The Socialist Calculation Debate
The main problem with socialism is the inability of central planners to determine the proper prices to
place on any given commodity. Without this information, it is impossible to properly allocate resources.
Notice that I didn't say to "rationally" allocate resources. This is because the 'science' of economics is a
social science where the word 'social' refers to communities of human beings. Humans are more
rational than most other animals, but they are not all that rational from an objective standpoint.
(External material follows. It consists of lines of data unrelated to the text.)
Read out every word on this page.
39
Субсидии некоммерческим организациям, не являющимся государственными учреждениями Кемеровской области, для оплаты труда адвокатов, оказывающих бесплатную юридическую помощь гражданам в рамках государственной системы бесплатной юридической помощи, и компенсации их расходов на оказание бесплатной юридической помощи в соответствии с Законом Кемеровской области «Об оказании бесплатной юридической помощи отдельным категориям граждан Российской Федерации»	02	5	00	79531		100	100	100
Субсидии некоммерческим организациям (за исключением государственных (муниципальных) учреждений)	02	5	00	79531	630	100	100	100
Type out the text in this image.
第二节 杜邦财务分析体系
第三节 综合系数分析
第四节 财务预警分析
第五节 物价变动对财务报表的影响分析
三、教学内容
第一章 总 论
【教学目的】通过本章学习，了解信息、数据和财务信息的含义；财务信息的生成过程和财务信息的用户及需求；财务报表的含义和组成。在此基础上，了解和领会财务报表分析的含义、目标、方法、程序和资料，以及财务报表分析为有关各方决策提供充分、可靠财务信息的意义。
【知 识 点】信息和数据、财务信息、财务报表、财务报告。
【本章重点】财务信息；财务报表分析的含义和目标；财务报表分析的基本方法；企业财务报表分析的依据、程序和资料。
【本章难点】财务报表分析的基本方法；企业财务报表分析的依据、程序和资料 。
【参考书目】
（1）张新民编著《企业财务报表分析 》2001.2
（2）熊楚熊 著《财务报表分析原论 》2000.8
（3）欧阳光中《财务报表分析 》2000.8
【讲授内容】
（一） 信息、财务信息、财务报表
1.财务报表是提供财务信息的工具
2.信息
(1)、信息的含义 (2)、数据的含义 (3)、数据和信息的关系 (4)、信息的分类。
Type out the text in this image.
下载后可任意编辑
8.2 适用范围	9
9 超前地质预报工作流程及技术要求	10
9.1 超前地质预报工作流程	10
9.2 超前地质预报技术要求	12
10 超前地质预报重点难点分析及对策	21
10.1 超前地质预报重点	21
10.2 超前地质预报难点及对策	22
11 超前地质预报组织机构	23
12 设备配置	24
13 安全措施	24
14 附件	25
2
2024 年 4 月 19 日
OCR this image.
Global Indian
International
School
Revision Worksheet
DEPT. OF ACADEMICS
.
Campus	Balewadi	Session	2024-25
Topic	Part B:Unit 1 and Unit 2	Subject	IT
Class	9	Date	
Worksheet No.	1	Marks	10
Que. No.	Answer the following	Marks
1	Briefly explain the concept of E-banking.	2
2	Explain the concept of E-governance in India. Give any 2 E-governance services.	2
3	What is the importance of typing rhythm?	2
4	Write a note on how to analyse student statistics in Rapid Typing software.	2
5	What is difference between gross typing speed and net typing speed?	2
The Road to Surfdom is the book for which Frederich Hayek is most famous. According to the interview
on C-SPAN2, at one point in history it was popular to think that since democracy and capitalism had
failed (as seen by the depression) and since Nazism and Communism were obviously wrong, that the
only possibility left was Socialism. Hayek and Keynes debated this from the point in time when they met
at the London School of Economics.
Wiki:
"The economic calculation problem is a criticism of socialist economics. It was first proposed by Ludwig
von Mises in 1920 and further expounded by his student Friedrich Hayek. According to this criticism,
without information provided by market prices it is impossible to rationally allocate resources. Those who
agree with this criticism claim it is a refutation of socialism and that it shows that a socialist planned
economy could never work. The debate raged in the 1920s and 1930s, and that specific period of the
debate has come to be known by economic historians as the The Socialist Calculation Debate."